1560–1620
Thomas de Leu (c. 1560–c. 1612) was a Flemish-born engraver and print publisher who became one of the most prolific and celebrated portrait engravers working in France during the late sixteenth and early seventeenth centuries. Born in Oudenaarde in the Low Countries, the son of a print dealer, he began his professional life in Antwerp before making his way to Paris, where he worked in the workshop of the painter and engraver Jean Rabel. In 1583 he married Marie Caron, the daughter of Antoine Caron, a principal painter of the Second School of Fontainebleau—a connection that embedded him within the intellectual and artistic circles of the French court.
De Leu established himself as a highly productive workshop master in Paris, producing and publishing prints both of his own making and by artists working under his direction. He navigated the violent religious conflicts of the Wars of Religion with considerable political skill, ultimately aligning himself with the victorious Henri IV and becoming a figure of considerable prosperity and influence in the Parisian print trade. His output of original engraved plates numbered more than three hundred, the great majority of them portraits.

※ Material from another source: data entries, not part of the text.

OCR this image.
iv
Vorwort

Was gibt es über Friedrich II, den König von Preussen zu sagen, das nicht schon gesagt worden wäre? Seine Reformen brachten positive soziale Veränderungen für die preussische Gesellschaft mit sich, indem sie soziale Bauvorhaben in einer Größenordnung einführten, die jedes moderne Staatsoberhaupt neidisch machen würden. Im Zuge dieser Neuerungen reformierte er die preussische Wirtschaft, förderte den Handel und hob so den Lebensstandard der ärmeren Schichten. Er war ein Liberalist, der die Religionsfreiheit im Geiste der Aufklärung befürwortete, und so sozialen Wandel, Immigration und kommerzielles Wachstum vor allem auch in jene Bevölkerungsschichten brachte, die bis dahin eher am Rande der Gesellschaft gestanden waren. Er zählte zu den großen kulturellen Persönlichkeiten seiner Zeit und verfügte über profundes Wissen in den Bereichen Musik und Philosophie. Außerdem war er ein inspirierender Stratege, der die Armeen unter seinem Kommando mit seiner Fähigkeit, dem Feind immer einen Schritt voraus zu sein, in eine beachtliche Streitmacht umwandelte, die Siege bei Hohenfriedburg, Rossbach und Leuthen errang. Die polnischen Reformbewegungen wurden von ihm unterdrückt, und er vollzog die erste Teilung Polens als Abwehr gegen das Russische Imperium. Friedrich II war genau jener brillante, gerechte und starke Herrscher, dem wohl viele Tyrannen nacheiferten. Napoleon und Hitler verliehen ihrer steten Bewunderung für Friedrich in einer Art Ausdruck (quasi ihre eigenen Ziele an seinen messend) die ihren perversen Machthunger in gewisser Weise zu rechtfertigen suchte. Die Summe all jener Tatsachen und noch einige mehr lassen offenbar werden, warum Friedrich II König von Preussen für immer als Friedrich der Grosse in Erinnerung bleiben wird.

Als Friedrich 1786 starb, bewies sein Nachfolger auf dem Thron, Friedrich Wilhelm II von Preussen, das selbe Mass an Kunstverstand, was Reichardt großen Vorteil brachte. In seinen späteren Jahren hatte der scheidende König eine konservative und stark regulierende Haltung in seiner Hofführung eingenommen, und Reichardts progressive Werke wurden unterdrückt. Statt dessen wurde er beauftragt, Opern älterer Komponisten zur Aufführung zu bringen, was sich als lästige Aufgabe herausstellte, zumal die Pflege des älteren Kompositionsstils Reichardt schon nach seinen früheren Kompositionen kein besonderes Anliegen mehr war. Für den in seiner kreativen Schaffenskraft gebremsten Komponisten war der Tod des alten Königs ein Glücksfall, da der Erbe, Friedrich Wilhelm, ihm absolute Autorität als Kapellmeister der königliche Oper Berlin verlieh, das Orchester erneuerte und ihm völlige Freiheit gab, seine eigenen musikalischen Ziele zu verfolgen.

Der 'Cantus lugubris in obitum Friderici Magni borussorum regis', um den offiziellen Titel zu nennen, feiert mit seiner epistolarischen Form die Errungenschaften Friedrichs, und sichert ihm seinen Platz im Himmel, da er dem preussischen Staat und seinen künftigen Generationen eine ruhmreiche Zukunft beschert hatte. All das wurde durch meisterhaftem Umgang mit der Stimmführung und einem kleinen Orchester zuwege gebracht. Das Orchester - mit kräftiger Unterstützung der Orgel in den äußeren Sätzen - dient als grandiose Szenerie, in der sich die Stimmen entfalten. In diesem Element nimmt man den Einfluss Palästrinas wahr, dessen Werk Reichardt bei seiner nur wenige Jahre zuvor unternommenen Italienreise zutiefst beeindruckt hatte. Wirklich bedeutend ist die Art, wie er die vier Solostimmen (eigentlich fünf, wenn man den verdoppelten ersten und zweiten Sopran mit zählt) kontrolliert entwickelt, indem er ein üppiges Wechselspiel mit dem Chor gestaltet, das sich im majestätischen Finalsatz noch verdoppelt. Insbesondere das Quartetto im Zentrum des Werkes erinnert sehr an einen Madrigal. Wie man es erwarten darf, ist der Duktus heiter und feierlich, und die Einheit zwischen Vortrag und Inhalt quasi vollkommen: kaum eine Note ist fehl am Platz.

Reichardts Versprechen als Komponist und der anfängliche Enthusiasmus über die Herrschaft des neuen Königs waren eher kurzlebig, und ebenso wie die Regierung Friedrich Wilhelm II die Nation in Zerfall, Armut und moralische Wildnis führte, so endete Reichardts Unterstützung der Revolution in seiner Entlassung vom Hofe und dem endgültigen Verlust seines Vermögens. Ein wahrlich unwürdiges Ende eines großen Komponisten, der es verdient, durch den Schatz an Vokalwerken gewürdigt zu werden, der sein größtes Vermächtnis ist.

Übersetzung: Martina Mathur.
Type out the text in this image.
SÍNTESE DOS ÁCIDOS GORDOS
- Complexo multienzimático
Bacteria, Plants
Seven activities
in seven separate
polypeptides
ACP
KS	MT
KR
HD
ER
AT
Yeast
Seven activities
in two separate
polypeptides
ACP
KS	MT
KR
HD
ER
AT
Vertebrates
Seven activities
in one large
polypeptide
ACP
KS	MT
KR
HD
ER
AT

As a portraitist, de Leu excelled in capturing the likenesses of contemporaries with precision and psychological presence, working in the incisive burin technique that the Flemish engraving tradition had elevated to such high refinement. His sitters included Catherine de' Medici, members of the French nobility and clergy, international figures such as Sir Francis Drake, and prominent writers and scholars of the age. He also produced extensive series of religious subjects, including a set of twenty-five plates depicting the Life of Saint Francis.
De Leu's work stands as a significant document of late Renaissance and early Baroque portraiture in France—a period in which the engraved portrait served as the primary means by which the likenesses of the powerful and famous circulated across Europe. His prints are held in major collections in France, the United Kingdom, and the United States, including the National Gallery of Art in Washington, D.C.